4. Inflation, though rising slowly, remains below the Fed’s 2% target


Almost 10 years of monetary stimulus, economic growth and falling unemployment have succeeded in boosting home prices, bond prices and stock prices. However, they have not had a meaningful impact on consumer prices.

Information technology continues to make consumer markets more competitive and this, along with likely only modest wage growth from here, suggests that PCE deflator inflation will hover just under 2% year-over-year in 2020, undershooting the Federal Reserve’s 2% target. Lower oil prices continue to weigh on the headline inflation numbers, while the core readings ex-food and energy have nudged up. Core CPI inflation has heated up recently, but it is unlikely to takeoff much further.



5. The global economy has slowed, but not stalled


Amid global trade tensions that have intensified this spring and remain unresolved, along with political turmoil across Europe and a slowing China, the global economy is facing a slowdown. We have seen manufacturing activity, as measured by PMI data, dip into contractionary territory (below 50) in many regions, most notably Germany, the Euro Area, Taiwan and Korea. Services PMI, which has held up better than manufacturing, is also beginning to deteriorate. Still, the global economy is not likely to stall in 2020. Additionally, global central banks have shifted towards easing monetary policy, which is supportive of the global economy.



6. The Fed should remain on hold in 2020


Although the labor market is still very tight and inflation pressures are muted, the Federal Reserve cut rates three times in 2019, characterizing it as a “mid-cycle adjustment.” The FOMC noted that “the current stance of monetary policy is appropriate to support sustained expansion of economic activity,” suggesting it intends to remain on pause over the medium term. It also acknowledged that muted inflationary pressures and global developments—a nod to ongoing trade tensions—will be closely monitored going forward. Looking forward, the bar remains high for the Fed to adjust interest rates in either direction at least through 2020.



7. Low for even longer


Long-term interest rates remain very low, especially compared to historical averages. Rates across the curve fell dramatically over the summer, but rebounded slightly in the autumn. Still, in this low rate environment, investors continue to hunt for yield. However, higher yield often means higher risk, and often a greater correlation to equities. Investors ought to weigh whether they are being compensated adequately for owning some areas of the market that offer higher yields. Investors should also consider moving up in quality and longer in duration to protect their portfolios.



8. U.S. equity valuations are above long-term averages


Equity markets moved higher in 2019 and achieved new market highs. Although valuations do not appear to be overextended, they are not cheap either. Although the market may have room to run, it is important for investors not to be positioned too aggressively, as many uncertainties, such as trade, growth, and politics, may continue to cause volatility ahead.



9. International stocks offer long-term opportunities


For most of the last three decades, both U.S. and international markets moved sideways.
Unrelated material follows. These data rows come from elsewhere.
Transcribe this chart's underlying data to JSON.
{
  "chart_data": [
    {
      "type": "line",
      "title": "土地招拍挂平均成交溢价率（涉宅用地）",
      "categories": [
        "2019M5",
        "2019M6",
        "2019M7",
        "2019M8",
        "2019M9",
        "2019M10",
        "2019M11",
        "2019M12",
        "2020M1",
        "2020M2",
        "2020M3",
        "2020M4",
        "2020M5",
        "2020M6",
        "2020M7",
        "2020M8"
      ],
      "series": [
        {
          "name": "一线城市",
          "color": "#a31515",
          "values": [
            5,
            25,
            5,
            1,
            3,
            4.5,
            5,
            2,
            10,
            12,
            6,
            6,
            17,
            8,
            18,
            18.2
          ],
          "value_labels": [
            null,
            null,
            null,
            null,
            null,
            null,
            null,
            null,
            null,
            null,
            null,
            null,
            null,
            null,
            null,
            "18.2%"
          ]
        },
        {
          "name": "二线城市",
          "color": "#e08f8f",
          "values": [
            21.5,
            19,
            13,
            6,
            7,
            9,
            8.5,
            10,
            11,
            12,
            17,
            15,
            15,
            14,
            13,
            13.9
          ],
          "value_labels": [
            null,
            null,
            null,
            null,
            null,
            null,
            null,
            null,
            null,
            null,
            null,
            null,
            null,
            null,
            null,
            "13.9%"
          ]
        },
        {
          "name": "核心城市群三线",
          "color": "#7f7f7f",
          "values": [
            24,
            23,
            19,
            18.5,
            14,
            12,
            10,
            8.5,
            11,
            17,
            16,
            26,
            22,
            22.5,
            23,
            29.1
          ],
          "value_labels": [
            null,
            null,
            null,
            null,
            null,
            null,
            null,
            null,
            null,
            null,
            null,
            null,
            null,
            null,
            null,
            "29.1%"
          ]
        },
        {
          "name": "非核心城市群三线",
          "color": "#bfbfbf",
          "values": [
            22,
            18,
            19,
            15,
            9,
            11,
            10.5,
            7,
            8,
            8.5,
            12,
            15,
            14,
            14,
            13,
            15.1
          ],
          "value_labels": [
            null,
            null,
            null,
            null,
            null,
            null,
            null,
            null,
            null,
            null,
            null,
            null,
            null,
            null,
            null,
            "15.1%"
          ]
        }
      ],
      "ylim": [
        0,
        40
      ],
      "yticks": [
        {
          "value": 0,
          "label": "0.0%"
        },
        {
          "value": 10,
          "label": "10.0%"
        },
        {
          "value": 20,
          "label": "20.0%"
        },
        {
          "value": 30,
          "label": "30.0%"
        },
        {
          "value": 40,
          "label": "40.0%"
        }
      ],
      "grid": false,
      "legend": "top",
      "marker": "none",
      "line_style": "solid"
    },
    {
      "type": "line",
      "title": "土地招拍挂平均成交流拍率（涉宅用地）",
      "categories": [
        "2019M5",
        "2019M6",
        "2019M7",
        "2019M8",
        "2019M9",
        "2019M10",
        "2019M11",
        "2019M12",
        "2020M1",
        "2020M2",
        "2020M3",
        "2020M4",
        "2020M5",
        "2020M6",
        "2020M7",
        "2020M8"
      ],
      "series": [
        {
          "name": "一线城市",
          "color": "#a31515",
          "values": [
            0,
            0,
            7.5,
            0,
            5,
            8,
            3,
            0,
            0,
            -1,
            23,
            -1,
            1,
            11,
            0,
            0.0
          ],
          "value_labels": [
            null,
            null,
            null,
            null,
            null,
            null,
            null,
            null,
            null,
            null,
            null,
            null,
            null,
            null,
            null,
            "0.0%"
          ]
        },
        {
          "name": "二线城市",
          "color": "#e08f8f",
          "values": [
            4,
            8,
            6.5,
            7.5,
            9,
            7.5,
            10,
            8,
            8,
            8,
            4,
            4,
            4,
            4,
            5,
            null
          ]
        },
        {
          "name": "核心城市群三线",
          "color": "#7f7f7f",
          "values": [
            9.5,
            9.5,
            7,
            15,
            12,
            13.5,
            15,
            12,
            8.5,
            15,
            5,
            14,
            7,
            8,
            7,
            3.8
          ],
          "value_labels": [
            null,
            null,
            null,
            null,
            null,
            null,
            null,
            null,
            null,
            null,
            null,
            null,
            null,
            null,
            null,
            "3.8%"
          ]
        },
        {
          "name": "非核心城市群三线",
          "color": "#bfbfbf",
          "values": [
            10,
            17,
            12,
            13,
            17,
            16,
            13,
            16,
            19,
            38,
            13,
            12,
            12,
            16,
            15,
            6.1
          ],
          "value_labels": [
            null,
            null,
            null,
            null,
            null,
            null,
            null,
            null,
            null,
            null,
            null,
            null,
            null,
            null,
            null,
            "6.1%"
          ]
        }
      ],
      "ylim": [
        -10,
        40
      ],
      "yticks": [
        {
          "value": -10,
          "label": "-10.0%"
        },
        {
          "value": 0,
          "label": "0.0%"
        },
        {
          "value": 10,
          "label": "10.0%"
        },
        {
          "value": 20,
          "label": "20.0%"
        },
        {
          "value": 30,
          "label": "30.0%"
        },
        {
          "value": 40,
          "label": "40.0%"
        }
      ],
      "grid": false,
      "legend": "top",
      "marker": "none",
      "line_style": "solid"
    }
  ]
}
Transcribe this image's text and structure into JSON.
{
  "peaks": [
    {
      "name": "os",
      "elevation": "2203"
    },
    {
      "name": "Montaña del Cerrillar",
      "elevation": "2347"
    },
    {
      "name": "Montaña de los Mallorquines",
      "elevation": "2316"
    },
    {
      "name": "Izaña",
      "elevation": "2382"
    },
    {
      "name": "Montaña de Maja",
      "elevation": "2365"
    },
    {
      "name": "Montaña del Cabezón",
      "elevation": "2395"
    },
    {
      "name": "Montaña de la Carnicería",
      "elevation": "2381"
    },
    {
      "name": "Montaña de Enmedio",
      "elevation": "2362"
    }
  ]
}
However, come 2011, U.S. markets took off while international markets remained stuck. In 2017, international markets started to outperform, but saw a reversal in 2018, leaving many to wonder if international strength was short-lived. However, international equities remain attractive over the long run thanks to strong economic growth and likely a downward trajectory for the U.S. dollar. Moreover, valuation measures suggest that international stocks are cheap relative to both the U.S. and their long-term histories.  



10. Broad diversification and careful portfolio management are required in late cycle


Despite slowing economic growth ahead, equity markets and the economy still have room to run. However, an older expansion and bull market call for a more disciplined approach, with smaller over-weights and under-weights relative to a normal portfolio. It will be even more important for investors to maintain well-diversified portfolios and be willing to make adjustments as late-cycle risks gradually rise.